Lo schieramento borghese ha combattuto l’iniziativa con due argomenti di fondo. Riproporre una nuova versione di una riforma ecologica è una «testardaggine», un nuovo colpo andato a vuoto su un bersaglio finora mai centrato, ha osservato il deputato radicale democratico zurighese Hajo Leutenegger. Gli iniziativisti devono assolutamente trarre i debiti insegnamenti dall’ultima votazione su questi temi.
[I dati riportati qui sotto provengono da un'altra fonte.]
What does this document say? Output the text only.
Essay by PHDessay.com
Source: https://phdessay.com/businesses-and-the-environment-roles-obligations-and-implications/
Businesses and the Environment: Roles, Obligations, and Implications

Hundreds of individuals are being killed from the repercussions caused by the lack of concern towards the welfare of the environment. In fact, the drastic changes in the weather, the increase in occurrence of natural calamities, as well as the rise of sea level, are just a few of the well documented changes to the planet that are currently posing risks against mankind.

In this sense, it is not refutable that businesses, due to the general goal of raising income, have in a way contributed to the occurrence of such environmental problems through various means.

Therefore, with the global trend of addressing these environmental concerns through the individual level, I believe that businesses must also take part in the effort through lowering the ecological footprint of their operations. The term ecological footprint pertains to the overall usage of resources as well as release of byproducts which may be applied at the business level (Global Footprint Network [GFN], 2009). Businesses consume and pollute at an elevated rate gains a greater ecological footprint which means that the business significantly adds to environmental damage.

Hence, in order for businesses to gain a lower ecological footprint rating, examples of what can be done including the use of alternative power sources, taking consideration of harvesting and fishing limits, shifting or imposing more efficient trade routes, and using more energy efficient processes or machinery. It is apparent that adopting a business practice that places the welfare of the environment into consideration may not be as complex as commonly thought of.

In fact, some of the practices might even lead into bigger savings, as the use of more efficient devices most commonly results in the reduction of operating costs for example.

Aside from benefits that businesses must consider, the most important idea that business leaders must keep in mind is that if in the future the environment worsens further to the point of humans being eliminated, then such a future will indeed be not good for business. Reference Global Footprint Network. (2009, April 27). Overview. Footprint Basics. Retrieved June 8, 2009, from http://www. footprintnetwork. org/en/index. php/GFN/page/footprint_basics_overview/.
Per quanto riguarda i contenuti – hanno rilevato gli oppositori- l’iniziativa è un «desiderio campato in aria». Le sue promesse, ossia la soluzione dei problemi delle istituzioni sociali e della politica finanziaria e fiscale, dell’energia e della politica ecologica e, persino, del mercato del lavoro, non hanno nulla a che vedere con la realtà, ha sottolineato il radicale democratico bernese Pierre Triponez. Un ritiro dell’iniziativa sarebbe molto più assennato. Non prendere in considerazione quest’opportunità, hanno ancora sostenuto gli oppositori, significa non tener conto della volontà popolare.
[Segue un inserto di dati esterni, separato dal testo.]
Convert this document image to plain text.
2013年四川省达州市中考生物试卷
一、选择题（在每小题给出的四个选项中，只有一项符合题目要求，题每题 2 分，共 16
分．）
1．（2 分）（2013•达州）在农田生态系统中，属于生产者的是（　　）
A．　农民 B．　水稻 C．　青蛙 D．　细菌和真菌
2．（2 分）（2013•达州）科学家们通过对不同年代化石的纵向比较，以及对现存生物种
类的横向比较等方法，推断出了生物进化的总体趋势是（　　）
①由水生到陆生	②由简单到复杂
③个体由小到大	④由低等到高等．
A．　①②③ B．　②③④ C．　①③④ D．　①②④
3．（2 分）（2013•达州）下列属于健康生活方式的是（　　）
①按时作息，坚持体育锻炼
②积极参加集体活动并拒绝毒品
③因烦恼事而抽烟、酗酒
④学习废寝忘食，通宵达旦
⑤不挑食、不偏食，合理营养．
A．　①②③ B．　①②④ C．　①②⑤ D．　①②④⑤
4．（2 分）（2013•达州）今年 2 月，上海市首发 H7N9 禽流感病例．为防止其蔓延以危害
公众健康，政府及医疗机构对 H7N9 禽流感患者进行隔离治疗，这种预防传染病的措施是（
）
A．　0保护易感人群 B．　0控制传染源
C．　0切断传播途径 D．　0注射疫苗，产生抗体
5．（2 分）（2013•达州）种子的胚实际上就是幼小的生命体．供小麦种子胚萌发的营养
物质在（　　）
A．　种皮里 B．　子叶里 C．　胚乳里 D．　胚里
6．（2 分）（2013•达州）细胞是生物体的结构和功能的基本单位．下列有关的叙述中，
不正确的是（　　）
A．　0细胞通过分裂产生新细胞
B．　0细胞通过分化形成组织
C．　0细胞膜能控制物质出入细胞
Lo schieramento rosso-verde ha contestato gli oppositori. «Si sa per esperienza che le buone idee non attecchiscono al primo tentativo», ha affermato la consigliera nazionale bernese dei Verdi Franziska Teuscher. La riforma finanziaria ecologica deve far parte di una politica finanziaria sostenibile.

Le spaventose notizie provenienti dal fronte ecologico mondiale (inondazioni, valanghe, tempesta Lothhar, ecc.), ha affermato la socialista bernese Ursula Wyss, – non ci permettono di attendere ulteriormente. Sarebbe irresponsabile. Per la socialista di Basilea Città Anita Fetz non bastano le belle parole. Tutti i partiti borghesi sono favorevoli ad una fiscalità più ecologica, ma quando si tratta di passare dalle parole ai fatti, ha aggiunto, non ne hanno il coraggio.

Secondo il deputato radicale democratico argoviese Ulrich Fischer (relatore della commissione), l’iniziativa dei Verdi comporta diversi grossi difetti. A suo modo di vedere, il testo aumenterebbe l’onere fiscale delle aziende e penalizzerebbe i produttori di energia idroelettrica, già in difficoltà a causa della prevista liberalizzazione della corrente.

«Sentendo i fautori dell’iniziativa -ha poi aggiunto l’altro relatore della commissione, il radicale democratico ginevrino John Dupraz- sembra che in Svizzera tutto vada male: siamo i più inquinati del mondo e, a causa dell’inquinamento, i cittadini muoiono come le mosche. Suvvia -ha sottolineato Dupraz- non si può argomentare in questo modo. Non è serio!». Dopo tutto, ha ricordato, il nostro Paese è stato il primo ad introdurre il catalizzatore, abbiamo una legge sul CO2 ed abbiamo introdotto, prima degli altri, l’ecologica Tassa sul traffico pesante commisurata alle prestazioni (TTPCP).

Dal canto suo, il ministro delle finanze Kaspar Villiger ha detto che il Consiglio federale, alla luce dei risultati della votazione popolare del 24 settembre, non presenterà nuovi progetti in questa legislatura, ossia prima del 2003. Mantiene tuttavia l’obiettivo di giungere ad un sistema fiscale più ecologico.

Circa poi il problema del finanziamento dell’AVS nell’ambito dell’invecchiamento della popolazione, il dibattito è lungi dall’essere concluso. Molte le opzioni aperte: dall’aumento dell’IVA, all’utilizzazione delle riserve d’oro della Banca nazionale, all’introduzione dell’imposta federale sulle successioni. Potrebbe anche entrare in considerazione la fiscalità ecologica. Tuttavia, come ha fatto capire Villiger, il governo non è intenzionato ad accordarle la precedenza.